一种基于深度学习的多语言盲文图像转换框架。

A deep learning-based framework for converting multilingual braille images.

作者信息

Al-Salman Abdulmalik, AlSalman Amani

机构信息

Computer Science Department, King Saud University, Riyadh, Saudi Arabia.

Department of Special Education, King Saud University, Riyadh, Saudi Arabia.

出版信息

Heliyon. 2024 Feb 14;10(4):e26155. doi: 10.1016/j.heliyon.2024.e26155. eCollection 2024 Feb 29.

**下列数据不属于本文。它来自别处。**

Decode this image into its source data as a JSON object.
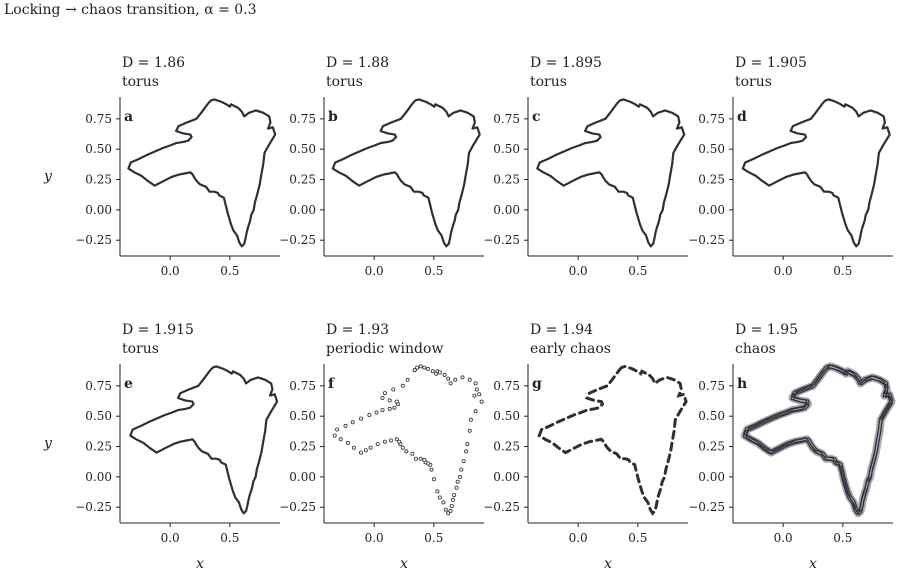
{
  "figure": {
    "title": "Locking → chaos transition, α = 0.3"
  },
  "chart_data": [
    {
      "type": "line",
      "panel_label": "a",
      "d_label": "D = 1.86",
      "regime": "torus",
      "render": "line",
      "xlabel": "",
      "ylabel": "y",
      "xticks": [
        "0.0",
        "0.5"
      ],
      "yticks": [
        "0.75",
        "0.50",
        "0.25",
        "0.00",
        "−0.25"
      ],
      "xlim": [
        -0.42,
        0.92
      ],
      "ylim": [
        -0.38,
        0.93
      ],
      "grid": false
    },
    {
      "type": "line",
      "panel_label": "b",
      "d_label": "D = 1.88",
      "regime": "torus",
      "render": "line",
      "xlabel": "",
      "ylabel": "",
      "xticks": [
        "0.0",
        "0.5"
      ],
      "yticks": [
        "0.75",
        "0.50",
        "0.25",
        "0.00",
        "−0.25"
      ],
      "xlim": [
        -0.42,
        0.92
      ],
      "ylim": [
        -0.38,
        0.93
      ],
      "grid": false
    },
    {
      "type": "line",
      "panel_label": "c",
      "d_label": "D = 1.895",
      "regime": "torus",
      "render": "line",
      "xlabel": "",
      "ylabel": "",
      "xticks": [
        "0.0",
        "0.5"
      ],
      "yticks": [
        "0.75",
        "0.50",
        "0.25",
        "0.00",
        "−0.25"
      ],
      "xlim": [
        -0.42,
        0.92
      ],
      "ylim": [
        -0.38,
        0.93
      ],
      "grid": false
    },
    {
      "type": "line",
      "panel_label": "d",
      "d_label": "D = 1.905",
      "regime": "torus",
      "render": "line",
      "xlabel": "",
      "ylabel": "",
      "xticks": [
        "0.0",
        "0.5"
      ],
      "yticks": [
        "0.75",
        "0.50",
        "0.25",
        "0.00",
        "−0.25"
      ],
      "xlim": [
        -0.42,
        0.92
      ],
      "ylim": [
        -0.38,
        0.93
      ],
      "grid": false
    },
    {
      "type": "line",
      "panel_label": "e",
      "d_label": "D = 1.915",
      "regime": "torus",
      "render": "line",
      "xlabel": "x",
      "ylabel": "y",
      "xticks": [
        "0.0",
        "0.5"
      ],
      "yticks": [
        "0.75",
        "0.50",
        "0.25",
        "0.00",
        "−0.25"
      ],
      "xlim": [
        -0.42,
        0.92
      ],
      "ylim": [
        -0.38,
        0.93
      ],
      "grid": false
    },
    {
      "type": "scatter",
      "panel_label": "f",
      "d_label": "D = 1.93",
      "regime": "periodic window",
      "render": "dots",
      "xlabel": "x",
      "ylabel": "",
      "xticks": [
        "0.0",
        "0.5"
      ],
      "yticks": [
        "0.75",
        "0.50",
        "0.25",
        "0.00",
        "−0.25"
      ],
      "xlim": [
        -0.42,
        0.92
      ],
      "ylim": [
        -0.38,
        0.93
      ],
      "grid": false
    },
    {
      "type": "line",
      "panel_label": "g",
      "d_label": "D = 1.94",
      "regime": "early chaos",
      "render": "dashes",
      "xlabel": "x",
      "ylabel": "",
      "xticks": [
        "0.0",
        "0.5"
      ],
      "yticks": [
        "0.75",
        "0.50",
        "0.25",
        "0.00",
        "−0.25"
      ],
      "xlim": [
        -0.42,
        0.92
      ],
      "ylim": [
        -0.38,
        0.93
      ],
      "grid": false
    },
    {
      "type": "line",
      "panel_label": "h",
      "d_label": "D = 1.95",
      "regime": "chaos",
      "render": "band",
      "xlabel": "x",
      "ylabel": "",
      "xticks": [
        "0.0",
        "0.5"
      ],
      "yticks": [
        "0.75",
        "0.50",
        "0.25",
        "0.00",
        "−0.25"
      ],
      "xlim": [
        -0.42,
        0.92
      ],
      "ylim": [
        -0.38,
        0.93
      ],
      "grid": false
    }
  ],
  "attractor_path": {
    "x": [
      0.32,
      0.34,
      0.37,
      0.4,
      0.43,
      0.47,
      0.5,
      0.51,
      0.53,
      0.57,
      0.6,
      0.62,
      0.66,
      0.72,
      0.78,
      0.83,
      0.84,
      0.82,
      0.86,
      0.88,
      0.83,
      0.79,
      0.78,
      0.76,
      0.75,
      0.73,
      0.71,
      0.7,
      0.68,
      0.67,
      0.65,
      0.64,
      0.63,
      0.62,
      0.6,
      0.58,
      0.56,
      0.53,
      0.51,
      0.48,
      0.46,
      0.45,
      0.43,
      0.41,
      0.4,
      0.37,
      0.33,
      0.3,
      0.25,
      0.22,
      0.2,
      0.19,
      0.17,
      0.12,
      0.07,
      0.01,
      -0.05,
      -0.09,
      -0.13,
      -0.19,
      -0.24,
      -0.3,
      -0.35,
      -0.33,
      -0.26,
      -0.2,
      -0.13,
      -0.06,
      0.0,
      0.05,
      0.11,
      0.15,
      0.18,
      0.17,
      0.11,
      0.05,
      0.07,
      0.14,
      0.22,
      0.26,
      0.32
    ],
    "y": [
      0.88,
      0.9,
      0.91,
      0.9,
      0.89,
      0.87,
      0.85,
      0.87,
      0.86,
      0.84,
      0.81,
      0.77,
      0.8,
      0.82,
      0.8,
      0.77,
      0.72,
      0.67,
      0.68,
      0.62,
      0.54,
      0.47,
      0.38,
      0.27,
      0.21,
      0.13,
      0.06,
      0.0,
      -0.04,
      -0.09,
      -0.15,
      -0.19,
      -0.24,
      -0.28,
      -0.3,
      -0.27,
      -0.21,
      -0.17,
      -0.12,
      -0.02,
      0.06,
      0.1,
      0.11,
      0.12,
      0.14,
      0.15,
      0.15,
      0.19,
      0.21,
      0.24,
      0.27,
      0.29,
      0.31,
      0.3,
      0.29,
      0.27,
      0.24,
      0.22,
      0.2,
      0.24,
      0.28,
      0.31,
      0.34,
      0.39,
      0.42,
      0.45,
      0.48,
      0.51,
      0.53,
      0.55,
      0.56,
      0.57,
      0.6,
      0.62,
      0.63,
      0.65,
      0.69,
      0.72,
      0.75,
      0.8,
      0.88
    ]
  },
  "colors": {
    "line": "#2d3038",
    "band_fill": "#8a8c94",
    "axis": "#222222"
  }
}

DOI:10.1016/j.heliyon.2024.e26155

PMID:38390067

原文链接:https://pmc.ncbi.nlm.nih.gov/articles/PMC10882029/

Abstract

For many years, braille-assistive technologies have aided blind individuals in reading, writing, learning, and communicating with sighted individuals. These technologies have been instrumental in promoting inclusivity and breaking down communication barriers in the lives of blind people. One of these technologies is the Optical Braille Recognition (OBR) system, which facilitates communication between sighted and blind individuals. However, current OBR systems have a gap in their ability to convert braille documents into multilingual texts, making it challenging for sighted individuals to learn braille for self-learning-based uses. To address this gap, we recommend a segmentation and deep learning-based approach named that converts braille images into multilingual texts. The approach includes image acquisition, preprocessing, and segmentation using the Mayfly optimization approach with a thresholding method and a braille multilingual mapping step. It uses a deep learning model, LeNet-5, that recognizes braille cells. We evaluated the performance of the through several experiments on two datasets of braille images. Dataset-1 consists of 1404 labeled samples of 27 braille signs demonstrating the alphabet letters, while Dataset-2 comprises 5420 labeled samples of 37 braille symbols representing alphabets, numbers, and punctuations, among which we used 2000 samples for cross-validation. The suggested model achieved a high classification accuracy of 99.77% and 99.80% on the test sets of the first and second datasets, respectively. The results demonstrate the potential of for multilingual braille transformation, enabling effective communication with sighted individuals.

摘要

多年来，盲文辅助技术帮助盲人进行阅读、写作、学习以及与视力正常的人交流。这些技术在促进包容性和消除盲人生活中的沟通障碍方面发挥了重要作用。其中一项技术是光学盲文识别（OBR）系统，它促进了视力正常者与盲人之间的交流。然而，当前的OBR系统在将盲文文件转换为多语言文本的能力方面存在差距，这使得视力正常的人难以学习盲文以供基于自我学习的用途。为了弥补这一差距，我们推荐一种基于分割和深度学习的方法，该方法将盲文图像转换为多语言文本。该方法包括图像采集、预处理以及使用具有阈值化方法的蜉蝣优化方法进行分割和盲文多语言映射步骤。它使用一种深度学习模型LeNet-5来识别盲文单元。我们通过对两个盲文图像数据集进行的多项实验评估了该方法的性能。数据集1由1404个标记样本组成，这些样本包含27个表示字母的盲文符号，而数据集2包含5420个标记样本，这些样本包含37个表示字母、数字和标点符号的盲文符号，其中我们使用2000个样本进行交叉验证。所建议的模型在第一个和第二个数据集的测试集上分别达到了99.77%和99.80%的高分类准确率。结果证明了该方法在多语言盲文转换方面的潜力，能够与视力正常的人进行有效的交流。